Sono cose che possiamo e dobbiamo fare. A partire da Bergamo, “da qui, da questo luogo che ricorda chi non c’è più”. Nel giorno della tristezza e della speranza. Nel giorno della memoria di quella sera terribile del 18 marzo esattamente di un anno fa. L’immagine indelebile della colonna di camion militari carichi di bare. L’immagine indelebile del dolore di Bergamo e dell’intera nazione. L’immagine della tragedia che resta e scava nelle coscienze.
Draghi non parla del Recovery Fund per ricostruire o potenziare questo o quell’altro ospedale. Fa il contrario di quello che la gente si aspetta da un politico che è specializzato nella vendita della pelle dell’orso prima di averlo preso. Non usa lo strumento retorico dei 191,5 miliardi di euro che sarebbe una specie di befana europea che porta regali per tutti. Sta zitto Draghi. Non promette che con questi soldi si fa questo e quest’altro proprio per evitare di alimentare aspettative e di scatenare un altro assalto alla diligenza. Sa che potrà fare cose importanti con quei soldi per il nostro Paese e opera perché ciò avvenga, ma evita di indulgere al riflesso condizionato della politica che consiste da sempre nel far credere a tutti che esiste una bacchetta magica che può risolvere i problemi di ciascuno. Tu hai questo problema? Ci penso io, tranquillo. O magari, la sostanza non cambia: ghe pensi mi.
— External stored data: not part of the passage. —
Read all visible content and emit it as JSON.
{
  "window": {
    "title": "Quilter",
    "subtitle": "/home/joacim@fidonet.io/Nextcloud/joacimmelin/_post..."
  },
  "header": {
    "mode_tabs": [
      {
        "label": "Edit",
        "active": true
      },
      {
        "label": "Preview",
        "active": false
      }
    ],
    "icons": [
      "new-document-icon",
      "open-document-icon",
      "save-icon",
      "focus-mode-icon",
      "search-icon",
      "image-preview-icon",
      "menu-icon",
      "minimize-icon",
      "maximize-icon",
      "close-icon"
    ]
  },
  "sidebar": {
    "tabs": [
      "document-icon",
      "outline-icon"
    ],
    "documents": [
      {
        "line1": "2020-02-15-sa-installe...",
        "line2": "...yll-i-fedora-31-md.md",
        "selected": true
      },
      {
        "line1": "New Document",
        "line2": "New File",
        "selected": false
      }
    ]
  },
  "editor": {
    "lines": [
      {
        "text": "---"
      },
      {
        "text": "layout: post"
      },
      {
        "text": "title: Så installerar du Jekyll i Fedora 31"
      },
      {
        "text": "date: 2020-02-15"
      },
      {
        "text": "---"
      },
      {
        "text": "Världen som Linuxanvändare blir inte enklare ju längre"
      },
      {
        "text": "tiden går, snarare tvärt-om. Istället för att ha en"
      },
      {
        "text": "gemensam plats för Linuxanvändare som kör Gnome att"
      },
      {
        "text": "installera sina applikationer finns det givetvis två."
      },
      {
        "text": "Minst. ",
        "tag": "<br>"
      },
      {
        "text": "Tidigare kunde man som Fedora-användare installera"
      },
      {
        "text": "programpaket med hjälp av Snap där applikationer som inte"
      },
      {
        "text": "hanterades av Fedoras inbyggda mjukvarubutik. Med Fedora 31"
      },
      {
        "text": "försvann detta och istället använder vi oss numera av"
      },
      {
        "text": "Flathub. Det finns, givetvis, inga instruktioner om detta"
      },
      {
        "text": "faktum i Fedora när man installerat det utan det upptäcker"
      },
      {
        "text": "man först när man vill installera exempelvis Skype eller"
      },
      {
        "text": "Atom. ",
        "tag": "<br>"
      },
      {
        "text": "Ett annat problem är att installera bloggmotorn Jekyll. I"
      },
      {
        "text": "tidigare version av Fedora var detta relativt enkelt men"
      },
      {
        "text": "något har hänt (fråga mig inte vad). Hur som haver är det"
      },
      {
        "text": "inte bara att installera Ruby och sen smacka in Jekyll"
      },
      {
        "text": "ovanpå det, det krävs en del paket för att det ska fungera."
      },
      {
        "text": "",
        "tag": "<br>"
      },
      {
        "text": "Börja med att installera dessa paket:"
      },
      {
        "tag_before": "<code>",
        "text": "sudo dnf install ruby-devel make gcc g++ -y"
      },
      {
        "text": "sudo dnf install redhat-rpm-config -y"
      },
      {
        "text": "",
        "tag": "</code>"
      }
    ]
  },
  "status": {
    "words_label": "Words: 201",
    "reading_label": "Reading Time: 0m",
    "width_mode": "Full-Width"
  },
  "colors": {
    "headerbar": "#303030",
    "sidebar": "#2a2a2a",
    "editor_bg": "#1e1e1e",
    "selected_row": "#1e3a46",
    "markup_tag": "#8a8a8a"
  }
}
Questo non è per fortuna il metodo di lavoro di Draghi. Ci sono invece i simboli non esibiti ma reali. Che sono i più forti perché sono quelli di cui la gente si appropria scoprendoli da sola. Il tiglio adulto di Biccari, provincia di Foggia, piantato nel Bosco della memoria di Bergamo, riunisce le due Italie dentro un “monumento che respira” per ridare la speranza dopo che tanti, troppi hanno perso la vita sentendosi mancare l’aria. C’è qualcosa di profondamente spirituale ma concreto che appartiene alla speranza di ricostruire senza dimenticare.
Biccari e il suo tiglio adulto ci ricordano la personalità schiva di un altro Servitore dello Stato, Donato Menichella, nato a Biccari, studi medi a Lucera e diplomatosi ragioniere a Foggia. A quest’uomo appartengono il progetto della prima Cassa per il Mezzogiorno che raddoppiò il prestito Marshall per l’Italia e l’oscar mondiale della lira come governatore della Banca d’Italia. Dietro questa storia personale c’è un pezzo importante della Ricostruzione del Dopoguerra e, forse, c’è anche il segno di un modello ispiratore per la Nuova Ricostruzione.
Un modello austero di un uomo severo che fece all’Iri e alla Banca d’Italia quello che doveva fare. Senza mai vantarsi. Quasi nascondendosi. Con la stessa umiltà con cui frequentò i corsi e si laureò al Regio Istituto di scienze sociali “Cesare Alfieri” di Firenze occupando lui e il fratello un solo letto nel Collegio perché il padre poteva pagare una retta non due.